Berikutnya, pembangunan masjid dilanjutkann oleh Kiai Nasoh bersama para santrinya dengan mendapat bantuan dari sejumlah dermawan. “Semua pembangunan kita lakukan sesuai ajaran Nabi Sulaiman, bahwa dalam pembangunan masjid tidak diperkenankan mengeluarkan suara keras. Termasuk dalam pemasangan batu-batunya,” ujarnya.

“Kalau Nabi Sulaiman menyuruh burung hud-hud mengambil besi kuning guna memotong batu agar tidak bersuara, kita hanya bisa memasang satu persatu batu bata dengan bacaan Ayat Kursi sambil berusaha tidak mengeluarkan suara sama sekali,” lanjutnya.

Satu tiang utama masjid tersebut dibantu dengan delapan tiang kecil sebagai penyangga atap pinggir masjid. Dalam peletakannya, delapan tiang tersebut ditata sedemikian rupa sehingga ketika dilihat dari berbagai sisi tampak jumlahnya sembilan tiang.

Menurut Kiai Nasrullah, ini merupakan simbol perjuangan Wali Sembilan dalam menyebarkan Islam di tanah Jawa dengan cara fleksibel mengikuti adat masyarakat. “Tidak radikal,” katanya.

Selain itu, di atas atap masjid dibangun beberapa sap ditempatkan gembol (akar) kayu jati sebagai mahkota. Masjid tidak menggunakan kubah dari aluminium atau semacamnya seperti yang umumnya digunakan sebagian masjid di Indonesia.

Tak hanya itu, semua yang ada di dalam masjid tersebut juga mengandung arti. Satu tiang tersebut merupakan petunjuk bahwa setiap yang masuk dalam masjid bisa mengingat zat Allah yang Maha Satu dengan kebesaran dan ketinggiannya. Sedangkkan panjang tiang 27 meter merupakan simbol bahwa salat diwahyukan kepada Rasulullah melalui Isro’ Mi’roj pada 27 Rajab.

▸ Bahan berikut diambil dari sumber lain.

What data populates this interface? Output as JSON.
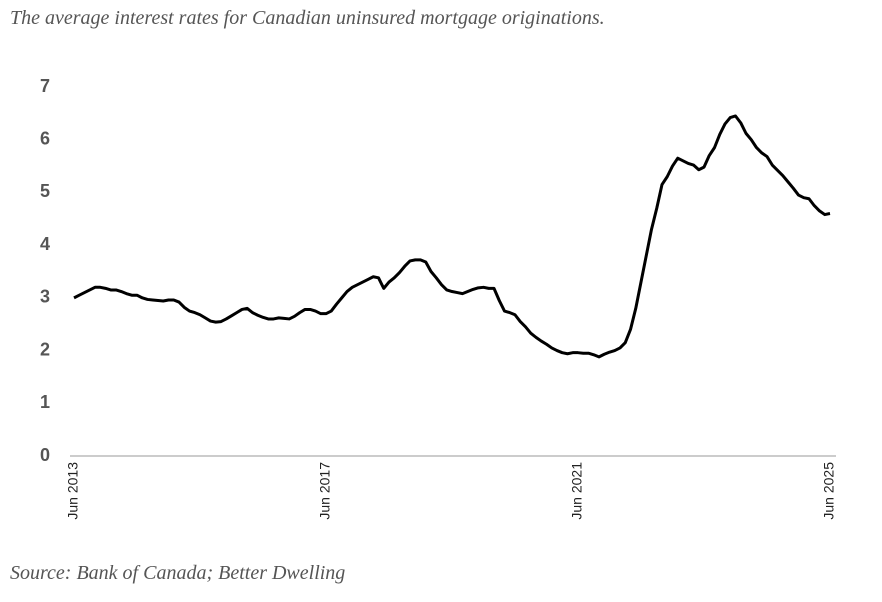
{
  "chart_data": {
    "type": "line",
    "title": "The average interest rates for Canadian uninsured mortgage originations.",
    "source": "Source: Bank of Canada; Better Dwelling",
    "categories": [
      "Jun 2013",
      null,
      null,
      null,
      null,
      null,
      null,
      null,
      null,
      null,
      null,
      null,
      null,
      null,
      null,
      null,
      null,
      null,
      null,
      null,
      null,
      null,
      null,
      null,
      null,
      null,
      null,
      null,
      null,
      null,
      null,
      null,
      null,
      null,
      null,
      null,
      null,
      null,
      null,
      null,
      null,
      null,
      null,
      null,
      null,
      null,
      null,
      null,
      "Jun 2017",
      null,
      null,
      null,
      null,
      null,
      null,
      null,
      null,
      null,
      null,
      null,
      null,
      null,
      null,
      null,
      null,
      null,
      null,
      null,
      null,
      null,
      null,
      null,
      null,
      null,
      null,
      null,
      null,
      null,
      null,
      null,
      null,
      null,
      null,
      null,
      null,
      null,
      null,
      null,
      null,
      null,
      null,
      null,
      null,
      null,
      null,
      null,
      "Jun 2021",
      null,
      null,
      null,
      null,
      null,
      null,
      null,
      null,
      null,
      null,
      null,
      null,
      null,
      null,
      null,
      null,
      null,
      null,
      null,
      null,
      null,
      null,
      null,
      null,
      null,
      null,
      null,
      null,
      null,
      null,
      null,
      null,
      null,
      null,
      null,
      null,
      null,
      null,
      null,
      null,
      null,
      null,
      null,
      null,
      null,
      null,
      null,
      "Jun 2025"
    ],
    "series": [
      {
        "color": "#000000",
        "values": [
          3.0,
          3.05,
          3.1,
          3.15,
          3.2,
          3.2,
          3.18,
          3.15,
          3.15,
          3.12,
          3.08,
          3.05,
          3.05,
          3.0,
          2.97,
          2.96,
          2.95,
          2.94,
          2.96,
          2.96,
          2.92,
          2.82,
          2.75,
          2.72,
          2.68,
          2.62,
          2.56,
          2.54,
          2.55,
          2.6,
          2.66,
          2.72,
          2.78,
          2.8,
          2.72,
          2.67,
          2.63,
          2.6,
          2.6,
          2.62,
          2.61,
          2.6,
          2.65,
          2.72,
          2.78,
          2.78,
          2.75,
          2.7,
          2.7,
          2.75,
          2.88,
          3.0,
          3.12,
          3.2,
          3.25,
          3.3,
          3.35,
          3.4,
          3.38,
          3.18,
          3.3,
          3.38,
          3.48,
          3.6,
          3.7,
          3.72,
          3.72,
          3.68,
          3.5,
          3.38,
          3.25,
          3.15,
          3.12,
          3.1,
          3.08,
          3.12,
          3.16,
          3.19,
          3.2,
          3.18,
          3.18,
          2.95,
          2.75,
          2.72,
          2.68,
          2.55,
          2.45,
          2.33,
          2.25,
          2.18,
          2.12,
          2.05,
          2.0,
          1.96,
          1.94,
          1.96,
          1.96,
          1.95,
          1.95,
          1.92,
          1.88,
          1.93,
          1.97,
          2.0,
          2.05,
          2.15,
          2.4,
          2.8,
          3.3,
          3.8,
          4.3,
          4.7,
          5.15,
          5.3,
          5.5,
          5.65,
          5.6,
          5.55,
          5.52,
          5.43,
          5.48,
          5.7,
          5.85,
          6.1,
          6.3,
          6.42,
          6.45,
          6.32,
          6.12,
          6.0,
          5.85,
          5.75,
          5.68,
          5.52,
          5.42,
          5.32,
          5.2,
          5.08,
          4.95,
          4.9,
          4.88,
          4.75,
          4.65,
          4.58,
          4.6
        ]
      }
    ],
    "ylim": [
      0,
      7
    ],
    "yticks": [
      0,
      1,
      2,
      3,
      4,
      5,
      6,
      7
    ],
    "grid": false
  }
}
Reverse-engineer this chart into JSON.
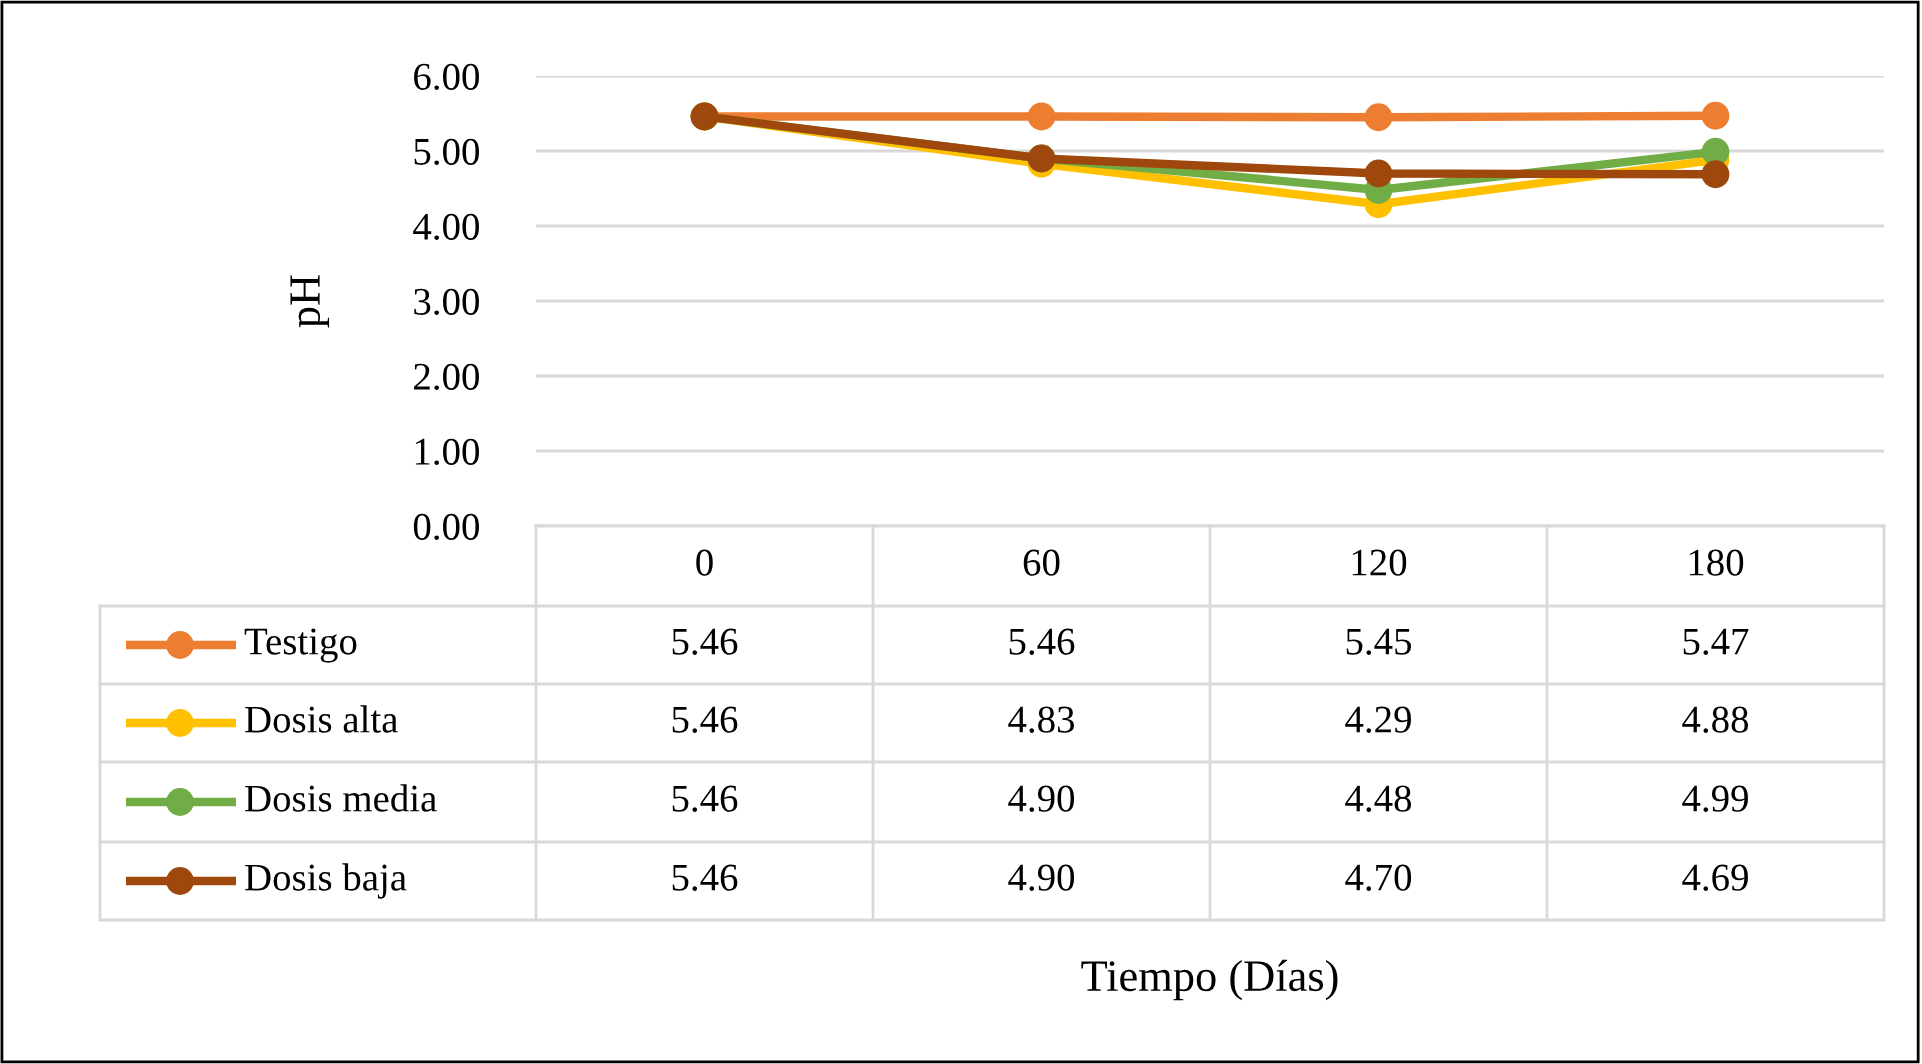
{
  "chart_data": {
    "type": "line",
    "ylabel": "pH",
    "annotations": [
      "Tiempo (Días)"
    ],
    "categories": [
      "0",
      "60",
      "120",
      "180"
    ],
    "ylim": [
      0,
      6
    ],
    "yticks": [
      {
        "value": 0,
        "label": "0.00"
      },
      {
        "value": 1,
        "label": "1.00"
      },
      {
        "value": 2,
        "label": "2.00"
      },
      {
        "value": 3,
        "label": "3.00"
      },
      {
        "value": 4,
        "label": "4.00"
      },
      {
        "value": 5,
        "label": "5.00"
      },
      {
        "value": 6,
        "label": "6.00"
      }
    ],
    "grid": "y",
    "legend": "bottom",
    "marker": "circle",
    "line_style": "solid",
    "series": [
      {
        "name": "Testigo",
        "color": "#ed7d31",
        "values": [
          5.46,
          5.46,
          5.45,
          5.47
        ],
        "value_labels": [
          "5.46",
          "5.46",
          "5.45",
          "5.47"
        ]
      },
      {
        "name": "Dosis alta",
        "color": "#ffc000",
        "values": [
          5.46,
          4.83,
          4.29,
          4.88
        ],
        "value_labels": [
          "5.46",
          "4.83",
          "4.29",
          "4.88"
        ]
      },
      {
        "name": "Dosis media",
        "color": "#70ad47",
        "values": [
          5.46,
          4.9,
          4.48,
          4.99
        ],
        "value_labels": [
          "5.46",
          "4.90",
          "4.48",
          "4.99"
        ]
      },
      {
        "name": "Dosis baja",
        "color": "#9e480e",
        "values": [
          5.46,
          4.9,
          4.7,
          4.69
        ],
        "value_labels": [
          "5.46",
          "4.90",
          "4.70",
          "4.69"
        ]
      }
    ]
  }
}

Lebar masjid 17 meter berarti Al Quran yang diturunkan pada tanggal 17 Ramadan, panjang masjid 40 meter berarti nabi menerima wahyu pertama pada usai 40 tahun. Sementara tiang tambahan kanan dan kiri yang berisi delapan tiang ditambah satu tiang utama menunjukkan bahwa Islam masuk di tanah Jawa atas prakarsa sembilan wali.

Lambat laun, masjid ini makin dikenal masyarakat meski tempatnya berada di tengah hutan di daerah perdalaman. Termasuk Ponpes Walisongo juga semakin kesohor seantero Nusantara. Bahkan, saudara ipar Sultan Hassanah Bolkia dari Brunai Darussalam bernama Abdul Hamid, sempat nyantri selama tiga tahun di sana. Dan saat ini, jumlah santri tercatat ada 1.600 santri dari berbagai daerah di Indonesia, termasuk dari Kalimantan, Sumatera, dan daerah lainnya.